# Corsair SF600/SF450 > Temparaturgrenze bis der Lüfter anspringt



## Pokerclock (6. Februar 2017)

*Corsair SF600/SF450 > Temparaturgrenze bis der Lüfter anspringt*

Hallo!

ich würde gerne erfahren ab welcher Temperatur der Lüfter anfängt zu drehen. Jeweils für beide Netzteile. Danke!


----------



## Bluebeard (12. Februar 2017)

*AW: Corsair SF600/SF450 > Temparaturgrenze bis der Lüfter anspringt*

Es handelt sich hierbei um ein Zusammenspiel aus Temperatur uns Last sowie die Zeit wie die Last und Temperatur anliegt. Einen exakten Schwellwert gibt es so nicht.


----------



## Pokerclock (12. Februar 2017)

*AW: Corsair SF600/SF450 > Temparaturgrenze bis der Lüfter anspringt*

Stimmt es, dass frühe Modelle des SF600 einen Bug in der Firmware haben, so dass der Lüfter deutlich früher anfängt zu drehen als beworben?
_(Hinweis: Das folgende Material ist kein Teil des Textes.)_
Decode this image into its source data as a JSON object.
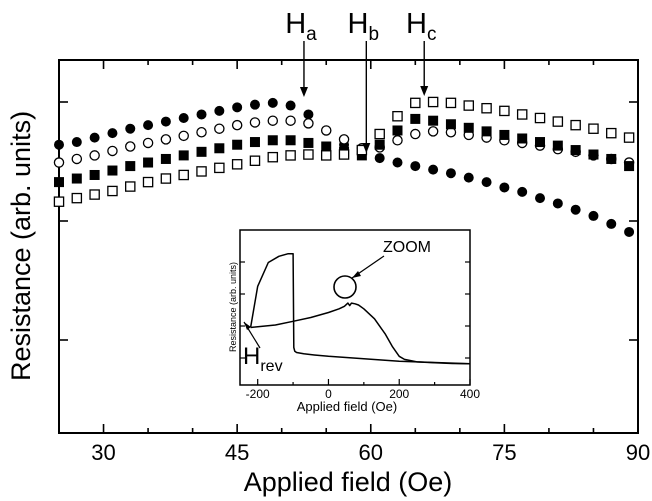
{
  "chart_data": [
    {
      "type": "scatter",
      "xlabel": "Applied field (Oe)",
      "ylabel": "Resistance (arb. units)",
      "xlim": [
        25,
        90
      ],
      "ylim": [
        0,
        100
      ],
      "xticks": [
        30,
        45,
        60,
        75,
        90
      ],
      "y_tick_labels_shown": false,
      "grid": false,
      "legend": "none",
      "annotations": [
        {
          "label": "H",
          "subscript": "a",
          "x": 52.5
        },
        {
          "label": "H",
          "subscript": "b",
          "x": 59.5
        },
        {
          "label": "H",
          "subscript": "c",
          "x": 66
        }
      ],
      "x": [
        25,
        27,
        29,
        31,
        33,
        35,
        37,
        39,
        41,
        43,
        45,
        47,
        49,
        51,
        53,
        55,
        57,
        59,
        61,
        63,
        65,
        67,
        69,
        71,
        73,
        75,
        77,
        79,
        81,
        83,
        85,
        87,
        89
      ],
      "series": [
        {
          "marker": "filled-circle",
          "values": [
            76,
            77.5,
            80,
            82.5,
            85,
            87,
            89,
            91,
            93,
            95,
            97,
            98.5,
            99.5,
            98,
            93,
            84,
            76,
            71,
            68.5,
            66,
            64,
            62,
            60,
            57.5,
            55,
            52,
            49.5,
            46,
            43,
            39.5,
            36,
            31.5,
            27
          ]
        },
        {
          "marker": "open-circle",
          "values": [
            66,
            68,
            70,
            72.5,
            75,
            77,
            79,
            81,
            83,
            85,
            87,
            88.5,
            89.5,
            89.5,
            88,
            84,
            79,
            74,
            74.5,
            78.5,
            82,
            83.5,
            83,
            81.5,
            80,
            78.5,
            77,
            75.5,
            73.5,
            72,
            70,
            68,
            66
          ]
        },
        {
          "marker": "filled-square",
          "values": [
            55,
            57,
            59,
            61.5,
            64,
            66,
            68,
            70,
            72,
            74,
            76,
            77.5,
            78.5,
            78.5,
            77,
            75,
            72,
            70,
            76,
            84,
            90.5,
            89.5,
            87.5,
            85.5,
            83.5,
            81.5,
            79.5,
            77.5,
            75.5,
            73,
            70.5,
            68,
            64
          ]
        },
        {
          "marker": "open-square",
          "values": [
            44,
            46,
            48,
            50,
            52.5,
            55,
            57,
            59,
            61,
            63,
            65,
            67,
            69,
            70,
            70.5,
            70,
            70.5,
            73,
            82,
            92,
            99.5,
            100,
            99.5,
            98,
            96.5,
            95,
            93,
            91,
            89,
            87,
            85,
            82.5,
            80
          ]
        }
      ]
    },
    {
      "type": "line",
      "inset": true,
      "xlabel": "Applied field (Oe)",
      "ylabel": "Resistance (arb. units)",
      "xlim": [
        -250,
        400
      ],
      "ylim": [
        0,
        100
      ],
      "xticks": [
        -200,
        0,
        200,
        400
      ],
      "annotations": [
        {
          "label": "ZOOM"
        },
        {
          "label": "H",
          "subscript": "rev"
        }
      ],
      "series": [
        {
          "x": [
            -220,
            -200,
            -170,
            -140,
            -115,
            -100,
            -98,
            -95,
            -90,
            -70,
            -40,
            0,
            50,
            100,
            150,
            200,
            250,
            300,
            350,
            400
          ],
          "values": [
            30,
            63,
            82,
            87,
            89,
            89,
            14,
            11,
            10,
            9,
            8,
            7,
            6,
            5,
            4,
            3,
            2.5,
            2,
            1.5,
            1
          ]
        },
        {
          "x": [
            -220,
            -150,
            -100,
            -50,
            0,
            30,
            45,
            55,
            60,
            65,
            75,
            85,
            100,
            130,
            160,
            180,
            200,
            215,
            250,
            300,
            350,
            400
          ],
          "values": [
            30,
            32,
            35,
            38,
            42,
            45,
            47,
            49.5,
            47.5,
            49.5,
            49,
            48,
            45,
            37,
            25,
            15,
            7,
            4.5,
            2.5,
            1.8,
            1.2,
            1
          ]
        }
      ]
    }
  ]
}
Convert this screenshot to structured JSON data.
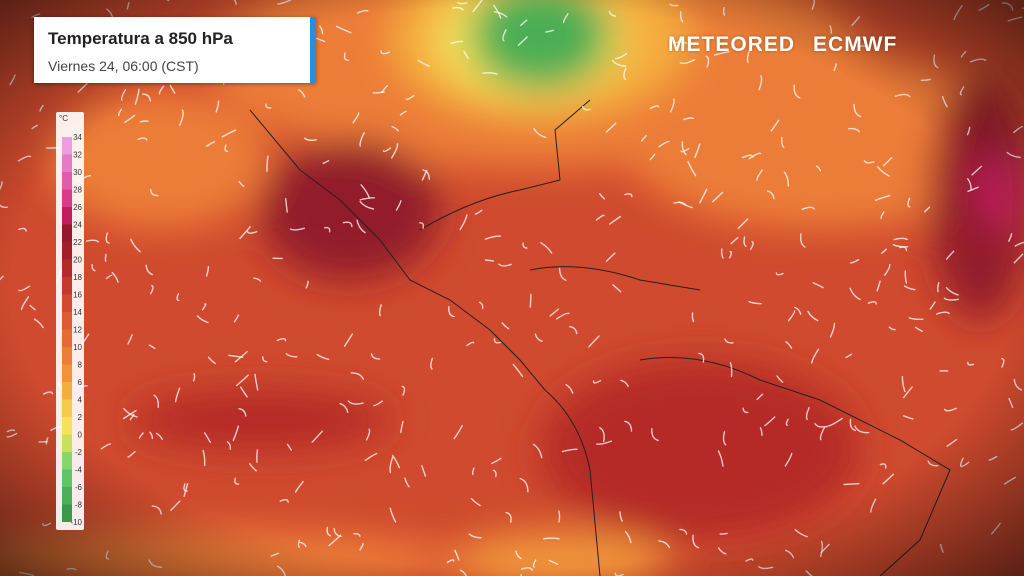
{
  "header": {
    "title": "Temperatura a 850 hPa",
    "subtitle": "Viernes 24, 06:00 (CST)"
  },
  "legend": {
    "unit": "°C",
    "ticks": [
      34,
      32,
      30,
      28,
      26,
      24,
      22,
      20,
      18,
      16,
      14,
      12,
      10,
      8,
      6,
      4,
      2,
      0,
      -2,
      -4,
      -6,
      -8,
      -10
    ],
    "colors": [
      "#ee9ee0",
      "#e67ac8",
      "#e05aae",
      "#d83a8c",
      "#c21d5e",
      "#921a2c",
      "#a31e27",
      "#b52a28",
      "#c43a2b",
      "#d34a30",
      "#de5a33",
      "#e56a35",
      "#ec7d37",
      "#f0943a",
      "#f5ad3e",
      "#f8c948",
      "#f5e25a",
      "#c8e05a",
      "#86d66a",
      "#5fc464",
      "#4cae55",
      "#3a9a48"
    ]
  },
  "logos": {
    "brand": "METEORED",
    "model": "ECMWF"
  }
}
Ein kurzer Test hat ergeben, dass trotz offenem Aufbau (das Netzteil liegt neben dem Gehäuse auf dem Tisch) und einer Last von 50W der Lüfter dennoch dreht. Für mich ist das ein Sachmangel, da die beworbenen Eigenschaften nicht gegeben sind. Ist dieses Verhalten bekannt und wenn ja, wird dies über die Garantie behoben?


----------



## Bluebeard (17. Februar 2017)

*AW: Corsair SF600/SF450 > Temparaturgrenze bis der Lüfter anspringt*

Ein Problem dieser Art ist mir nicht bekannt. Bei 50W sollte der Lüfter bei einem offenen Aufbau noch nicht drehen. Bei solch einem Fall bitte über den Händler ein Neues holen. Ansonsten über uns direkt eine RMA anstoßen.


----------